Было невероятно, чтобы Лера, не предупредив, не рассчитывая, что отец встретит ее, поехала с последним поездом, который приходит на полустанок в одиннадцатом часу, уже в полной тьме. Но убежденность Климова, что она все-таки приедет, не может не приехать, упрямо, вопреки очевидности и здравому смыслу, продолжала в нем держаться. Ну и что ж, что поздно, ведь она сумасбродка, может выкинуть и такое. Приедет не одна, с парнем. Кто у нее сейчас – Сергей, Олег? А может, и с целой компанией, она же бросила фразу о пикничке. И вот – такой подходящий повод… Возьмут с собой пару палаток, спальные мешки, хлеб, консервы в рюкзаках, как они ездят с ночевками на Усмановку, Дон. Завтра искупаются в реке, сварят уху, наберут грибов…

Над лесом шумно прокатился ветер, пронес холодом; по смутно белеющему бетону зашлепали первые увесистые капли, разбиваясь в темные пятаки. Климов укрылся в павильончик. Но там продувало. Поднял воротник пиджака, засунул руки в карманы.
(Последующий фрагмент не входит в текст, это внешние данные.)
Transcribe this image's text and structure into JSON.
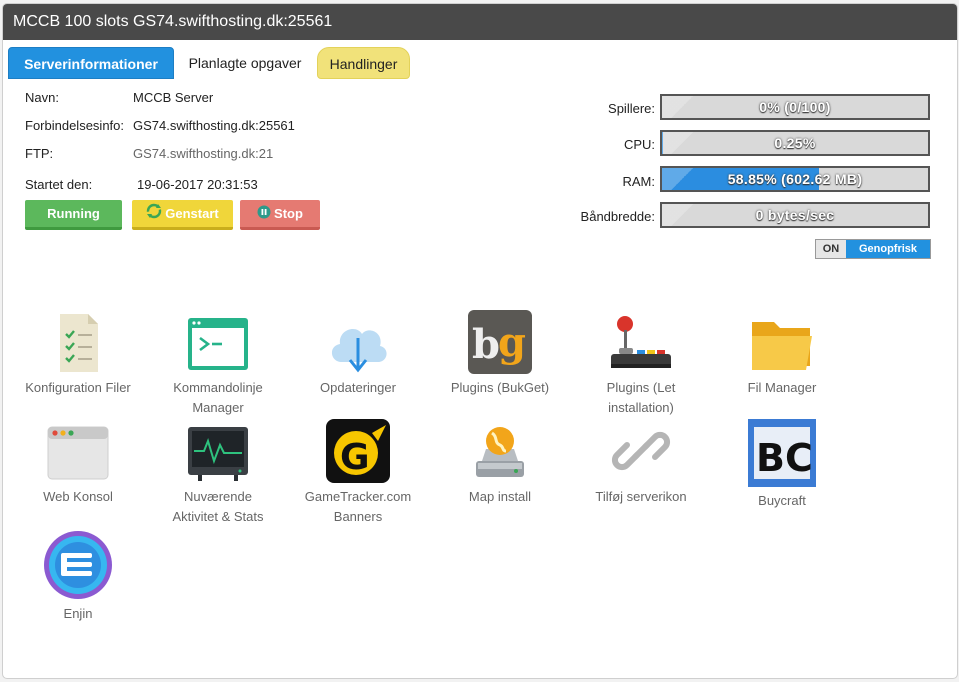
{
  "title": "MCCB 100 slots GS74.swifthosting.dk:25561",
  "tabs": [
    {
      "label": "Serverinformationer"
    },
    {
      "label": "Planlagte opgaver"
    },
    {
      "label": "Handlinger"
    }
  ],
  "info": {
    "navn_label": "Navn:",
    "navn_value": "MCCB Server",
    "forb_label": "Forbindelsesinfo:",
    "forb_value": "GS74.swifthosting.dk:25561",
    "ftp_label": "FTP:",
    "ftp_value": "GS74.swifthosting.dk:21",
    "start_label": "Startet den:",
    "start_value": "19-06-2017 20:31:53"
  },
  "buttons": {
    "running": "Running",
    "restart": "Genstart",
    "stop": "Stop"
  },
  "stats": {
    "players_label": "Spillere:",
    "players_text": "0% (0/100)",
    "players_fraction": 0,
    "cpu_label": "CPU:",
    "cpu_text": "0.25%",
    "cpu_fraction": 0.0025,
    "ram_label": "RAM:",
    "ram_text": "58.85% (602.62 MB)",
    "ram_fraction": 0.5885,
    "bw_label": "Båndbredde:",
    "bw_text": "0 bytes/sec",
    "bw_fraction": 0
  },
  "refresh": {
    "state": "ON",
    "label": "Genopfrisk"
  },
  "apps": [
    {
      "label": "Konfiguration Filer",
      "icon": "config-file-icon"
    },
    {
      "label": "Kommandolinje Manager",
      "icon": "terminal-icon"
    },
    {
      "label": "Opdateringer",
      "icon": "cloud-download-icon"
    },
    {
      "label": "Plugins (BukGet)",
      "icon": "bukget-icon"
    },
    {
      "label": "Plugins (Let installation)",
      "icon": "joystick-icon"
    },
    {
      "label": "Fil Manager",
      "icon": "folder-icon"
    },
    {
      "label": "Web Konsol",
      "icon": "browser-window-icon"
    },
    {
      "label": "Nuværende Aktivitet & Stats",
      "icon": "activity-monitor-icon"
    },
    {
      "label": "GameTracker.com Banners",
      "icon": "gametracker-icon"
    },
    {
      "label": "Map install",
      "icon": "map-install-icon"
    },
    {
      "label": "Tilføj serverikon",
      "icon": "link-icon"
    },
    {
      "label": "Buycraft",
      "icon": "buycraft-icon"
    },
    {
      "label": "Enjin",
      "icon": "enjin-icon"
    }
  ],
  "colors": {
    "titlebar": "#494949",
    "accent": "#2291df",
    "running": "#5cb85c",
    "restart": "#f0d63a",
    "stop": "#e57a72"
  }
}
Эта его вера, что дочь непременно приедет, это его упрямое ожидание ее, всеми напряженными чувствами, нервами, всею своею плотью, были даже не верой, не ожиданием, а его любовью к дочери, поднявшейся сейчас в нем до самого высшего предела. Он всегда любил ее, с самого ее рождения, несмотря на то, что поначалу не хотел, чтоб оно состоялось. Но когда в роддоме ему дали в руки легкий продолговатый сверток стеганого одеяльца и в приоткрытый уголок он увидел в глубине крошечный носик, реснички закрытых век, смешным и трогательным бутончиком сложенные губки сладко спящей крохотули, он в тот же миг забыл свое сопротивление, прежние свои настроения, все в нем круто повернулось на совсем обратный лад. И начался непроходящий, неслабеющий, ежеминутный трепет за это беспомощное, слабенькое существо, уморительного человечка: как бы не случилось беды, не продуло ветром, не пристала болезнь, не ушиблась бы кроха, ползая, вставая на свои шаткие ножки В четырех-пятилетнем возрасте, когда у Леры прорезывался умишко, у него с ней была особо тесная дружба. Валентине – тогда она для него и для всех была еще без отчества – быстро надоели пеленки, кормления, купания, одевания и раздевания, ночные плачи Леры, когда неизвестно, отчего она плачет, где у нее болит, и потому казавшиеся просто пустой капризностью. Затем, когда Лера подросла, Валентину стали злить в ней проявления своей воли, своих желаний, несогласий с матерью, неавтоматическая послушность. А потом к этому добавились, как у всех научившихся говорить детей, неумолчная болтливость, бесконечные расспросы, при которых надо растолковывать чуть не каждое слово («Какие это цветочки? – Ромашка. – А почему ромашка? – Так назвали. – А кто назвал? – Люди. – Какие люди? – Неизвестные. Давно. – Как давно? – В древние времена. – А что это – древние?»). На это у Валентины уже совсем не хватало терпения, она могла грубо оборвать девочку, накричать на нее.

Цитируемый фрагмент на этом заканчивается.